I am trying to write a code to solve the ToH problem by using UCS and A* algorithms and then compare the results. So, the first thing I should do is representing the possible movements as a tree, then the UCS and A* algorithms can go through the tree easily.
Suppose we have 3 stacks and 5 disks, so the initial state will be:
# The Num of stacks is the number of elements in the list.
# The Num of disks is the length of each element in the list.
key = ["12345","00000","00000"]
# A B C
What I need is to build a function that predicts the possible next movements, so the next step could be:
["12340","00005","00000"] or ["12340","00000","00005"]
# so these states will saved as:
dic ={}
x= repr(key)
dic[x] = ["12340","00005","00000"]
# the result:
# ["12345","00000","00000"] : ["12340","00005","00000"]
I tried this naive code:
# there are bugs but I am still working on it
for indx, block in enumerate(key):
for i, char in enumerate(reversed(block)):
if char != "0":
for indx2, block2 in enumerate(key):
if indx2 == indx: pass
for ii, char2 in enumerate(reversed(block2)):
if char2 == "0":
temp=block[i]
block[i]= block2[ii]
block2[ii]=temp
print(key)
Is there any pseudocode or ideas that could help?

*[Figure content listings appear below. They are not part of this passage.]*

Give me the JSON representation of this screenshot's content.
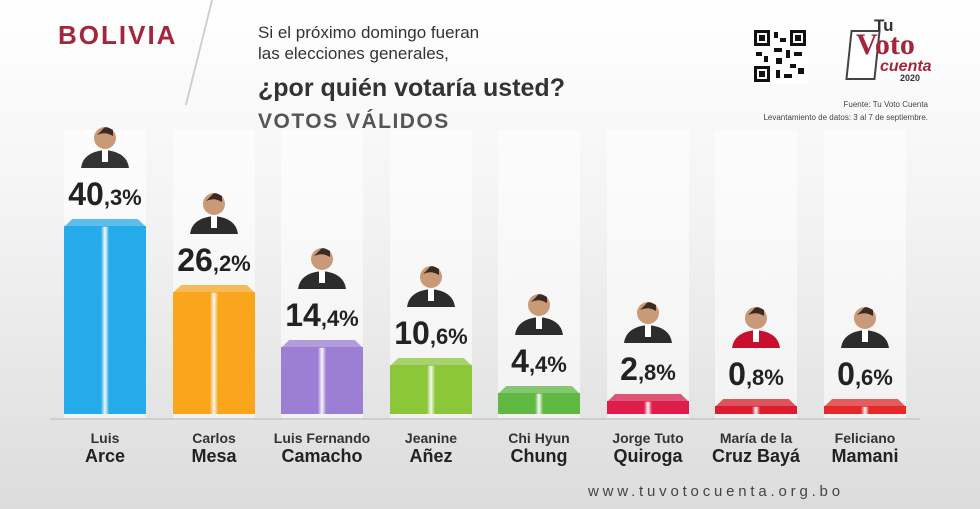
{
  "header": {
    "country": "BOLIVIA",
    "question_line1": "Si el próximo domingo fueran",
    "question_line2": "las elecciones generales,",
    "question_main": "¿por quién votaría usted?",
    "subtitle": "VOTOS VÁLIDOS"
  },
  "logo": {
    "tu": "Tu",
    "voto": "Voto",
    "cuenta": "cuenta",
    "year": "2020"
  },
  "source": {
    "line1": "Fuente: Tu Voto Cuenta",
    "line2": "Levantamiento de datos: 3 al 7 de septiembre."
  },
  "footer": {
    "url": "www.tuvotocuenta.org.bo"
  },
  "colors": {
    "brand": "#a3273c",
    "bars": [
      "#2aa9e6",
      "#f5a623",
      "#9b7fd1",
      "#8dc63f",
      "#62b846",
      "#d81e4a",
      "#d81e2e",
      "#e02a2a"
    ]
  },
  "chart_data": {
    "type": "bar",
    "categories": [
      "Luis Arce",
      "Carlos Mesa",
      "Luis Fernando Camacho",
      "Jeanine Añez",
      "Chi Hyun Chung",
      "Jorge Tuto Quiroga",
      "María de la Cruz Bayá",
      "Feliciano Mamani"
    ],
    "values": [
      40.3,
      26.2,
      14.4,
      10.6,
      4.4,
      2.8,
      0.8,
      0.6
    ],
    "unit": "%",
    "ylim": [
      0,
      40.3
    ]
  },
  "candidates": [
    {
      "first": "Luis",
      "last": "Arce",
      "pct_int": "40",
      "pct_dec": ",3%"
    },
    {
      "first": "Carlos",
      "last": "Mesa",
      "pct_int": "26",
      "pct_dec": ",2%"
    },
    {
      "first": "Luis Fernando",
      "last": "Camacho",
      "pct_int": "14",
      "pct_dec": ",4%"
    },
    {
      "first": "Jeanine",
      "last": "Añez",
      "pct_int": "10",
      "pct_dec": ",6%"
    },
    {
      "first": "Chi Hyun",
      "last": "Chung",
      "pct_int": "4",
      "pct_dec": ",4%"
    },
    {
      "first": "Jorge Tuto",
      "last": "Quiroga",
      "pct_int": "2",
      "pct_dec": ",8%"
    },
    {
      "first": "María de la",
      "last": "Cruz Bayá",
      "pct_int": "0",
      "pct_dec": ",8%"
    },
    {
      "first": "Feliciano",
      "last": "Mamani",
      "pct_int": "0",
      "pct_dec": ",6%"
    }
  ]
}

For solving the Towers of Hanoi problem there is no need to build the graph of states, as there is a mathematical formula to determine which next move to make.
Still, if you are going to make the graph, then I would suggest to shorten the key to a this format: 12345||. The pipes separate the piles. So if you would move the 5 to the middle stack, its key would be 1234|5|. If then you move the 4 to the last stack: 123|5|4, ...etc.
During the creation of the graph, you could switch to a list of lists, like [["1","2","3"], [], []], so it is easier to manipulate. Your idea to use a dictionary is fine, however, there can be several valid moves from one state, so you would need a list of states.
Nodes in a graph are often implemented with a Node class, so I would suggest this code:
class Node:
def __init__(self, key):
self.key = key
self.children = []
def create_tree(stacks, tree=None):
if not tree:
tree = {}
key = "|".join(["".join(discs) for discs in stacks])
if key in tree: # this node was already created
return tree[key]
tree[key] = node = Node(key)
for source in stacks:
if source:
disc = source[-1]
for target in stacks:
if not target or disc > target[-1]:
# perform the move:
target.append(source.pop())
# recursion
node.children.append(create_tree(stacks, tree))
# undo the move
source.append(target.pop())
return node
root = create_tree([["1","2","3","4","5"], [], []])
After running this, root will be a Node instance with two nodes in its children property. Each of those children will have three children, including a back reference to the root, representing the inverse move.
I kept the dictionary (called tree) hidden in the implementation. If you feel you need access to it, then you could of course make it a non-local variable, or pass it as argument.